Le Reichstag s’est contenté d’autoriser les dépenses qu’entraîne l’adoption du système nouveau, — 90 millions de francs pour cette année et 30 millions pour les suivantes, — sans s’occuper des recettes destinées à y faire face. La recherche des impôts à créer sera l’affaire des ministres confédérés, qui se réuniront à cet effet à Francfort dans le courant du mois d’août.

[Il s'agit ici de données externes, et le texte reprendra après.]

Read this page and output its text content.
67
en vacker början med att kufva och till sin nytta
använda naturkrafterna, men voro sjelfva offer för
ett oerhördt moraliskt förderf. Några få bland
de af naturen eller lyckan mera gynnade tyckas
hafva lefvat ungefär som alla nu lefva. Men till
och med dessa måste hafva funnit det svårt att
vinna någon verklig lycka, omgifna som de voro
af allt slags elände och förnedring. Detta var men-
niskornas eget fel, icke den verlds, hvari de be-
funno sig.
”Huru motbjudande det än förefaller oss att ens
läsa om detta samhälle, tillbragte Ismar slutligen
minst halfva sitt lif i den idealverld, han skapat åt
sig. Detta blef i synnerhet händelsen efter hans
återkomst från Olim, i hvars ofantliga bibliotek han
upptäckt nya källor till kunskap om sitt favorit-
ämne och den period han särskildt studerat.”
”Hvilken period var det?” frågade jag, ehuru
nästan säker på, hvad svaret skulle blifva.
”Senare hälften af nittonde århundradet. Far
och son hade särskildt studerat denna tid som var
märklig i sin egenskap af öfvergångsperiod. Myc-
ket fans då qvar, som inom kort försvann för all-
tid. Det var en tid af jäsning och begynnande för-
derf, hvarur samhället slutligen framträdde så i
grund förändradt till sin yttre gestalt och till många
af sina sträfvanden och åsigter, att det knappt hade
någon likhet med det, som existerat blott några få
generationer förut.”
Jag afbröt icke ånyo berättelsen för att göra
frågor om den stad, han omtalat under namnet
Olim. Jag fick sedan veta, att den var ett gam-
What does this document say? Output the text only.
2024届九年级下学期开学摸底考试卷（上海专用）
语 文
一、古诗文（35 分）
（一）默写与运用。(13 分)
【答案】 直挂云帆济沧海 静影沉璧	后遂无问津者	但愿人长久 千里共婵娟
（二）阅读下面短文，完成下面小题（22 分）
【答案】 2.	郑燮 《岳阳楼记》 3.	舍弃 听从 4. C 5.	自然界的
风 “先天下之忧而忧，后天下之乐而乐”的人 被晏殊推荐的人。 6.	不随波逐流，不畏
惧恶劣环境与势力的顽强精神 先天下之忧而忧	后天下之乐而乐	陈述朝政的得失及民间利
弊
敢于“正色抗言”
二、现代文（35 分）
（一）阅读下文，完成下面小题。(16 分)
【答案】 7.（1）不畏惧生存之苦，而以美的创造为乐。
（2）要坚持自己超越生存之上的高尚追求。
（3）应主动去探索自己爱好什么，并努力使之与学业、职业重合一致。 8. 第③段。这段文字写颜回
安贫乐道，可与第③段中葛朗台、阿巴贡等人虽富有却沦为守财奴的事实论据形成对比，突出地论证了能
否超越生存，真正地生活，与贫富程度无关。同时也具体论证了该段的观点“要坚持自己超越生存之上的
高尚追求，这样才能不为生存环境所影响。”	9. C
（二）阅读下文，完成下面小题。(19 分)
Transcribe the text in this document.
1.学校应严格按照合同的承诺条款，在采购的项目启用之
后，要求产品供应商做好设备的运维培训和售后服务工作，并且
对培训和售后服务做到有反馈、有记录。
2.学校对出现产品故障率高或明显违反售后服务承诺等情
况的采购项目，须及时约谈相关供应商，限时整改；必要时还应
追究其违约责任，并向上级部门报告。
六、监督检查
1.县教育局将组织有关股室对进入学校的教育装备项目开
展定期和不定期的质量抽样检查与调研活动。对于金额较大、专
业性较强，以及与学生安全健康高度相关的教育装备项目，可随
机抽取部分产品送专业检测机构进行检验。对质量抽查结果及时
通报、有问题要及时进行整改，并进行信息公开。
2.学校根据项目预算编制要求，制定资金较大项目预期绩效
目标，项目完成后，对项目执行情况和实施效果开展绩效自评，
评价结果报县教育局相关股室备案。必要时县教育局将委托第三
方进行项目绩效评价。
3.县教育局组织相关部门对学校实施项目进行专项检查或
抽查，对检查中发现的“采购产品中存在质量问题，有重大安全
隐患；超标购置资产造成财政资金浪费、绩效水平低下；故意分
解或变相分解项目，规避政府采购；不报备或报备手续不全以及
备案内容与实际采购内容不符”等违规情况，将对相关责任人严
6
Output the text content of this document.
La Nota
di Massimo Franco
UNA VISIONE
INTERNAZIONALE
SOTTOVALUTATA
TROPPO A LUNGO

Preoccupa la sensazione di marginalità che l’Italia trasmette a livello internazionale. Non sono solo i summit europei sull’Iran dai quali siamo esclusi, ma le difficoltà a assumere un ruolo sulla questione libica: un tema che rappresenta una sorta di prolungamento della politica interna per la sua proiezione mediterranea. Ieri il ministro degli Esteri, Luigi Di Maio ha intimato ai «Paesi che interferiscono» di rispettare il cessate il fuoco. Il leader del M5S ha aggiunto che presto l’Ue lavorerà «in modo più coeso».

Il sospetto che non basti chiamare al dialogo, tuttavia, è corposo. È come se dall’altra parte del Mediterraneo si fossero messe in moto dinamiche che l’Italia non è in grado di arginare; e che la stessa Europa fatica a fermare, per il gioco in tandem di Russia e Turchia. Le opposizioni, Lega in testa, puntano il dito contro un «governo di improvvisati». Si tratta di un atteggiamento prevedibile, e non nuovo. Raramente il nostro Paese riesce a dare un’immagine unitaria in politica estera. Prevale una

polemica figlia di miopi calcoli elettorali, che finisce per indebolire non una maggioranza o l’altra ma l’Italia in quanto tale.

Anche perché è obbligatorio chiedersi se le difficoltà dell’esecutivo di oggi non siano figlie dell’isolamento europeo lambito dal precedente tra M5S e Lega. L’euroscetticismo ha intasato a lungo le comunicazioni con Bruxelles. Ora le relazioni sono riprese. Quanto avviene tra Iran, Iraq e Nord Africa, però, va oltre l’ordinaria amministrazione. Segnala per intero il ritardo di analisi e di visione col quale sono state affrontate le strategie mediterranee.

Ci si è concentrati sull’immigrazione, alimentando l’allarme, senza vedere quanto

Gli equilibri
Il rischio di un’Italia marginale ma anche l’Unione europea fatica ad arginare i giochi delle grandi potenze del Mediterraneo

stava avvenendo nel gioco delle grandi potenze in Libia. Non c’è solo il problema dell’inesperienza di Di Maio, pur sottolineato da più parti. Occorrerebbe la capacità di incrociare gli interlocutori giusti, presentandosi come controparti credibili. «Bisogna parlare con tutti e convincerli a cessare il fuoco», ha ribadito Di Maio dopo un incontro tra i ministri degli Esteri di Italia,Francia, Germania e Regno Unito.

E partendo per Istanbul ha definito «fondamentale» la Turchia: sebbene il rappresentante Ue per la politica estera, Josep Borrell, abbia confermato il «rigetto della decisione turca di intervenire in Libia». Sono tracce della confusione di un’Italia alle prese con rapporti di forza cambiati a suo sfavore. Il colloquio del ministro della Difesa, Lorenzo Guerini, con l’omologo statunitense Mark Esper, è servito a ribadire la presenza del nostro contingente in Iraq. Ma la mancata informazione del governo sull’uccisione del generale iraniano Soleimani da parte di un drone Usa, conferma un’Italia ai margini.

De ce que la loi militaire ait été si aisément enlevée à Berlin, il ne s’ensuit pas que l’Allemagne y soit en majorité favorable. Par un curieux effet de découpage des circonscriptions, les partis ne sont nullement représentés au Reichstag en proportion de leur importance. Les progressistes, qui ont encore près d’un million de voix n’ont pas le tiers du chiffre des députés conservateurs qui pourtant n’atteignent guère à plus de la moitié de leurs suffrages. Les socialistes, qui ont moitié moins de députés que le centre, ont cependant un nombre égal et même plus élevé d’électeurs. Le parlement de l’empire se trouve donc dans cette situation, dont on a vu ailleurs plus d’un exemple, mais qui n’en est pas moins anormale et périlleuse à la longue, de n’être nullement l’exacte expression du suffrage universel dont il tient ses pouvoirs. Il faut aussi remarquer que la majorité du 15 juillet, en faveur de la loi, vient surtout de la Prusse. Presque en bloc, l’Allemagne du Sud a voté contre : en Bavière, on compte plus des quatre cinquièmes des députés dans l’opposition ; en Wurtemberg, on en compte 14 sur 17. C’est là un fait inquiétant pour les directeurs de la politique au-delà du Rhin, et ils feront bien de n’user qu’avec circonspection de la majorité actuelle.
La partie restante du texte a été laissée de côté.